How long did the IoT testing process take, and do you have an idea of how many tests total were run?
Nguyen: Actually, this is a difficult question to answer. There are no written test cases for the above test types since they are techniques that are based on the experience of each tester to test the system. However, one certainty is that we often write test cases for test types called functional testing and smoke testing in which we apply the test case design techniques, such as equivalent partitioning, boundary analysis, constraint analysis, state transition and condition combination, to design test cases. Until now, the total number of test cases for the three games we tested is around 8,000 test cases. We combined all type tests, such as exploratory testing/ad-hoc testing, error guessing, stochastic testing, functional testing and smoke testing, during the testing phase to make sure we had maximum test coverage.
We often hear about automating software testing. This seems counter to that argument because, for so much of this IoT testing process, you needed human testers and lots of them working together. Can you expand on those thoughts?
Nguyen: Test automation is using computer time to execute tests. There are a lot of benefits of test automation, such as running the automated tests unattended (overnight), reliable repetitive testing, increasing speed in test execution, improving quality and increasing test coverage, reducing costs and time for regression testing, execution of tests that can't be done manually, performance testing to assess software stability, concurrency, scalability, etc.
We cannot apply automation testing for AI since it is just useful for stable systems with written test cases. Whereas AI behaviors are very complicated and random, so AI testing is more suited for manual execution. However, in our current project for Anki, we applied automation testing, which helped the team free up time.

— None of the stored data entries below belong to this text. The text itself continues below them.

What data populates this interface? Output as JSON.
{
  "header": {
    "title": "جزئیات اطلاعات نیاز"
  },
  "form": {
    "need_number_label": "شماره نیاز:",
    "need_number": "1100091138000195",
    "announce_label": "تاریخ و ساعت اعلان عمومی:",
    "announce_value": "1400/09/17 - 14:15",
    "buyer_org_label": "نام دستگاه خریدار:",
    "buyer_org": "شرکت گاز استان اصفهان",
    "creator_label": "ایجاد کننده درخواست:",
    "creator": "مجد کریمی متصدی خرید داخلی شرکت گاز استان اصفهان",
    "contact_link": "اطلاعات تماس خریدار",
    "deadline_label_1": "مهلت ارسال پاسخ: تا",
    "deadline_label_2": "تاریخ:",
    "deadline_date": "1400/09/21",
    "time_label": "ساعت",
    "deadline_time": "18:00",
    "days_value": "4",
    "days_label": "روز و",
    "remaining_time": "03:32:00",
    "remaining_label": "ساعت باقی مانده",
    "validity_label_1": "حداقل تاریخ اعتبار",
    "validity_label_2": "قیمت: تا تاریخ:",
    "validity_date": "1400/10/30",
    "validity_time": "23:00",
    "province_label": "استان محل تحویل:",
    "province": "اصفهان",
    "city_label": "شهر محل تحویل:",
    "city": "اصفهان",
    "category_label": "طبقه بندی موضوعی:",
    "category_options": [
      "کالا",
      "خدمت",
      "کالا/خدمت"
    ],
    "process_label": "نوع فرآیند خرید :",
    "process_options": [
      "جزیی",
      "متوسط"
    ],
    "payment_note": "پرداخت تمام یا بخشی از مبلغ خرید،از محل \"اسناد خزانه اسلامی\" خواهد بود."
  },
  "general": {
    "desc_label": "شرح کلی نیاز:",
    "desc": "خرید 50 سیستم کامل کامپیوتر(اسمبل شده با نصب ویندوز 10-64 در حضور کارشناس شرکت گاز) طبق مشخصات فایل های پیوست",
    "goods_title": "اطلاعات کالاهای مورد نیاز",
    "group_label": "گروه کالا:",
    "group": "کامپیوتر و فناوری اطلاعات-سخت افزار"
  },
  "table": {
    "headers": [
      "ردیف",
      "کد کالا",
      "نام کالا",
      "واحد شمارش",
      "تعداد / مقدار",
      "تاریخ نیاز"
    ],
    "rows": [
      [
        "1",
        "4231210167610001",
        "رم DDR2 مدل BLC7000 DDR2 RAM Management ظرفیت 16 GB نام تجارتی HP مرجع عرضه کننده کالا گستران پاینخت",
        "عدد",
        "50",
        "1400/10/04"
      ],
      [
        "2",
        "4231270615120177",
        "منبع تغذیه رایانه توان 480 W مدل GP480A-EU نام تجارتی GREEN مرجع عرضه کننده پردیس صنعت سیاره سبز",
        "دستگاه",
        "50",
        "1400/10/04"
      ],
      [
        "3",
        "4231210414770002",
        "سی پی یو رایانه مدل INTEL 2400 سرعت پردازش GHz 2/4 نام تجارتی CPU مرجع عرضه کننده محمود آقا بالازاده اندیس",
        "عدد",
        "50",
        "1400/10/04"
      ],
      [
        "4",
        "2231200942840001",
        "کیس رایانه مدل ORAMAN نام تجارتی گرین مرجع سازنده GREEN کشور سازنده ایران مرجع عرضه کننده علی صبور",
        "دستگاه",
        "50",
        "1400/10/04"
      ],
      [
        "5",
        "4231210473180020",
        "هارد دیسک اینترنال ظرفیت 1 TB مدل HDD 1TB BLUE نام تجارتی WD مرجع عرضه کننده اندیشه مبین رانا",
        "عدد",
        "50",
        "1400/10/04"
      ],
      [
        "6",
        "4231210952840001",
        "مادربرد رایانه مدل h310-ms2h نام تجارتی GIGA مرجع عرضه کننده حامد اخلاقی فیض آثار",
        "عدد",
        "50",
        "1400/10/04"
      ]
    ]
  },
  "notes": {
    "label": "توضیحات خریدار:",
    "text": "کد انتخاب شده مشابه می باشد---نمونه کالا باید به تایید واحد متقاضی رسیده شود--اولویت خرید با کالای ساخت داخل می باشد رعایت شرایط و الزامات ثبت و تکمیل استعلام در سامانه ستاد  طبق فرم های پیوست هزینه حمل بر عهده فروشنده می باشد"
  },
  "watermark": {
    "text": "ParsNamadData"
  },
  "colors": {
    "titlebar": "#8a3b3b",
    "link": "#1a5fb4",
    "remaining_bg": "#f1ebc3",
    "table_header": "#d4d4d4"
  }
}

For example, one week after a release, we often clean up crash reports on Jira that no longer happen on the latest release. Crashes are errors generated and sent to [the] server when players get crashed while playing game. These crashes are logged on Jira automatically. We created a bot to query crashes that no longer happen on the latest release in Jira, then add [a] comment and close them. Thousands of bugs are closed that way after every release [each] week, which help[s] manual tester[s] free up time. Another example is we often run unit tests to check basic functions when we have a new build to make sure the build is testable. This also saves time for us since we will not have to wait until manual testing to see if any function is broken because this function check process is already covered by unit testing. One final example is we run daily regression tests for the website where products of client[s] are sold. The website is quite stable now, but we need to run regression testing everyday (overnight) to make sure the website is working well since sometimes a developer makes minor changes on the website. This saves a lot of time as a manual tester cannot execute thousands of test cases every day.